Многие приходили к нам с вопросом, что делать, как быть, но никто не тронул меня так, как Арефий со своим серьезным, искренним тоном. "Ну, не я буду, если не помогу ему"! -- решила я и стала придумывать, как помочь ему. К утру следующего дня я надумала основать попечительство о бедных, а так как лишних средств не было, решила зарабатывать деньги рукоделиями и рисованием. Немедленно написала я всем родным и друзьям своим.
Оленька стала шить детские приданые, Мари готовила работы для предполагаемой лотереи, а Леля заявил Косичу об основании Губаревского попечительства.

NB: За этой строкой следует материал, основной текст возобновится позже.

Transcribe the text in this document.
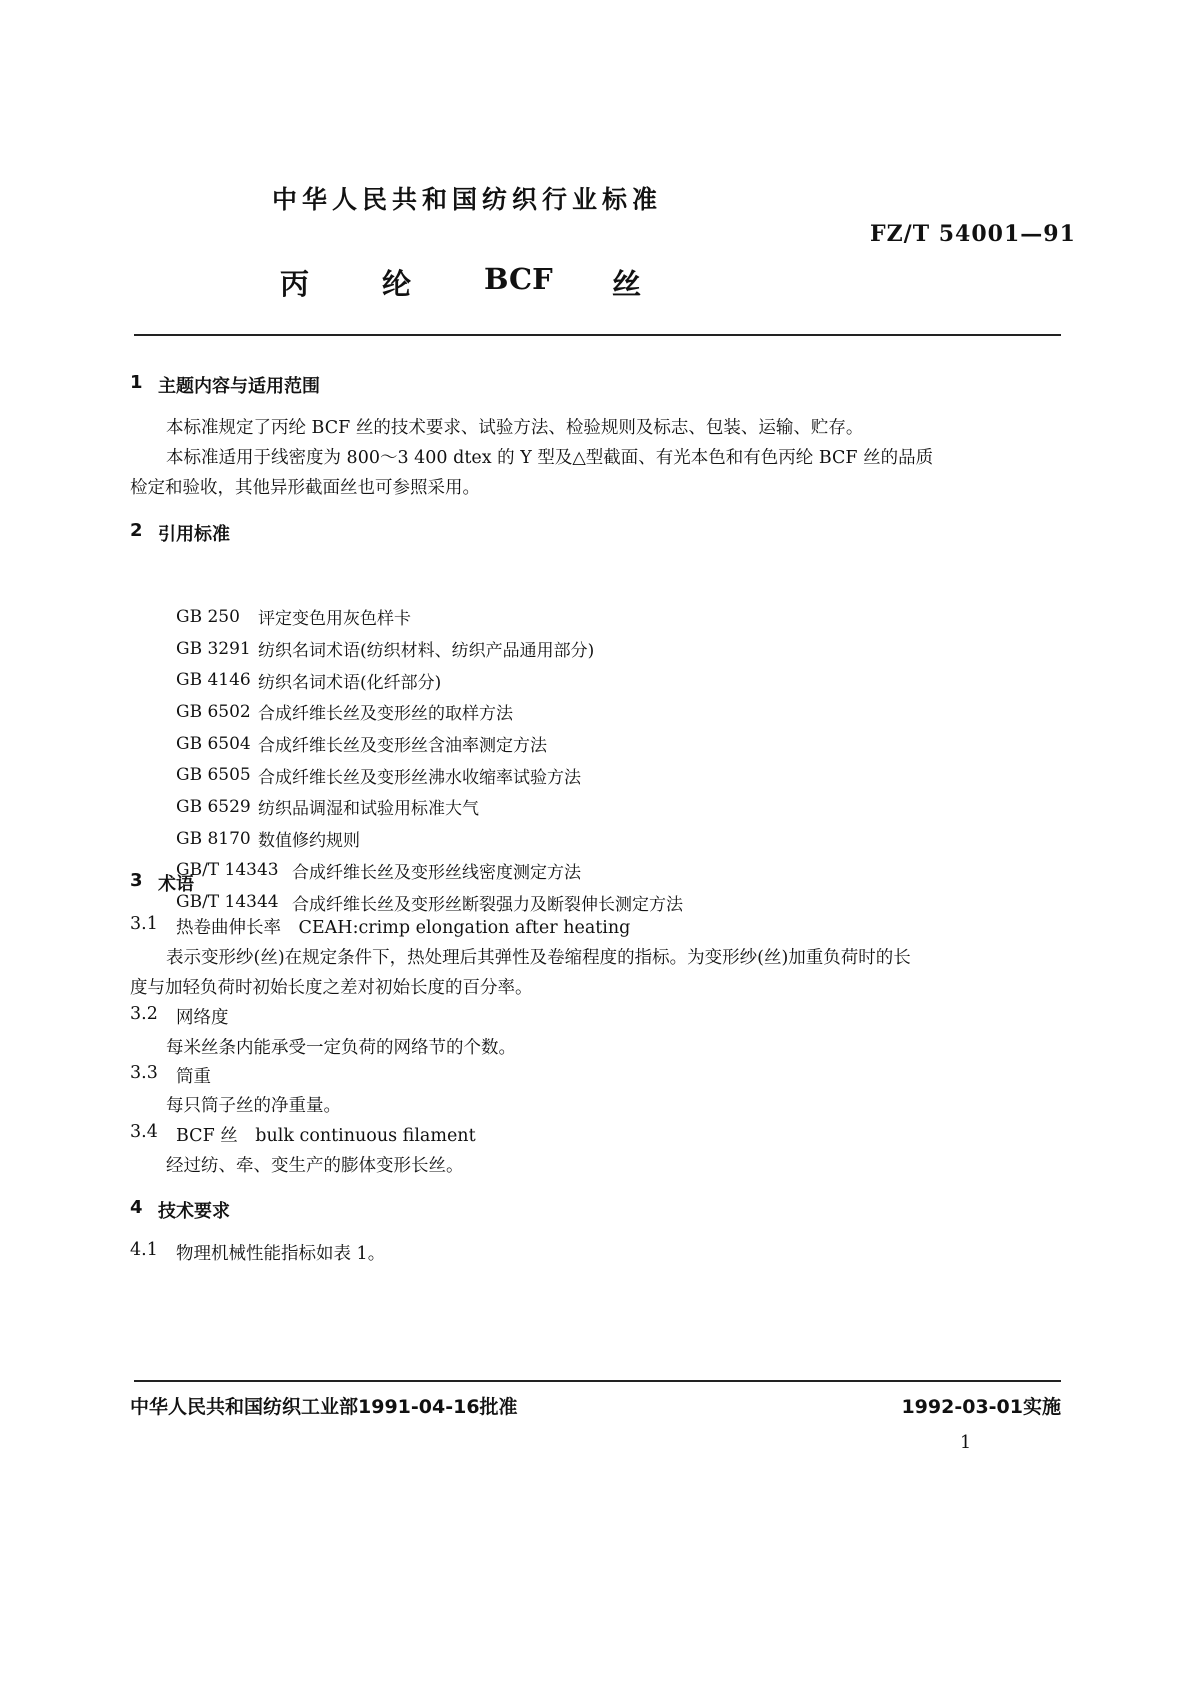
中华人民共和国纺织行业标准
FZ/T 54001—91
丙	纶	BCF 丝
1 主题内容与适用范围
本标准规定了丙纶 BCF 丝的技术要求、试验方法、检验规则及标志、包装、运输、贮存。
本标准适用于线密度为 800～3 400 dtex 的 Y 型及△型截面、有光本色和有色丙纶 BCF 丝的品质
检定和验收，其他异形截面丝也可参照采用。
2 引用标准
GB 250	评定变色用灰色样卡
GB 3291 纺织名词术语(纺织材料、纺织产品通用部分)
GB 4146 纺织名词术语(化纤部分)
GB 6502 合成纤维长丝及变形丝的取样方法
GB 6504 合成纤维长丝及变形丝含油率测定方法
GB 6505 合成纤维长丝及变形丝沸水收缩率试验方法
GB 6529 纺织品调湿和试验用标准大气
GB 8170 数值修约规则
GB/T 14343 合成纤维长丝及变形丝线密度测定方法
GB/T 14344 合成纤维长丝及变形丝断裂强力及断裂伸长测定方法
3 术语
3.1 热卷曲伸长率　CEAH:crimp elongation after heating
表示变形纱(丝)在规定条件下，热处理后其弹性及卷缩程度的指标。为变形纱(丝)加重负荷时的长
度与加轻负荷时初始长度之差对初始长度的百分率。
3.2 网络度
每米丝条内能承受一定负荷的网络节的个数。
3.3 筒重
每只筒子丝的净重量。
3.4 BCF 丝　bulk continuous filament
经过纺、牵、变生产的膨体变形长丝。
4 技术要求
4.1 物理机械性能指标如表 1。
中华人民共和国纺织工业部1991-04-16批准	1992-03-01实施
1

Покров особенно чтился у нас. Накануне, обыкновенно в школе, служилась всенощная с певчими, а в самый праздник Ольга Тимофеевна обыкновенно звала нас к себе на пирог после молебна перед учением. В этом году вся эта церемония происходила в ее новом помещении. Там, конечно, было гораздо теснее, нежели в Управе, но зато было тепло и уютно... а пироги Ольги Тимофеевны с визигой, с капустой, курник и сладкие, удались на славу. Сергей Григорьевич, наш молодой священник, всем нам очень нравился, а Ольга Тимофеевна иначе как с умилением в голосе не говорила ни о нем, ни о его первенце Сереже...
Учение обыкновенно начиналось у нас с Покрова, позже, нежели в земских школах.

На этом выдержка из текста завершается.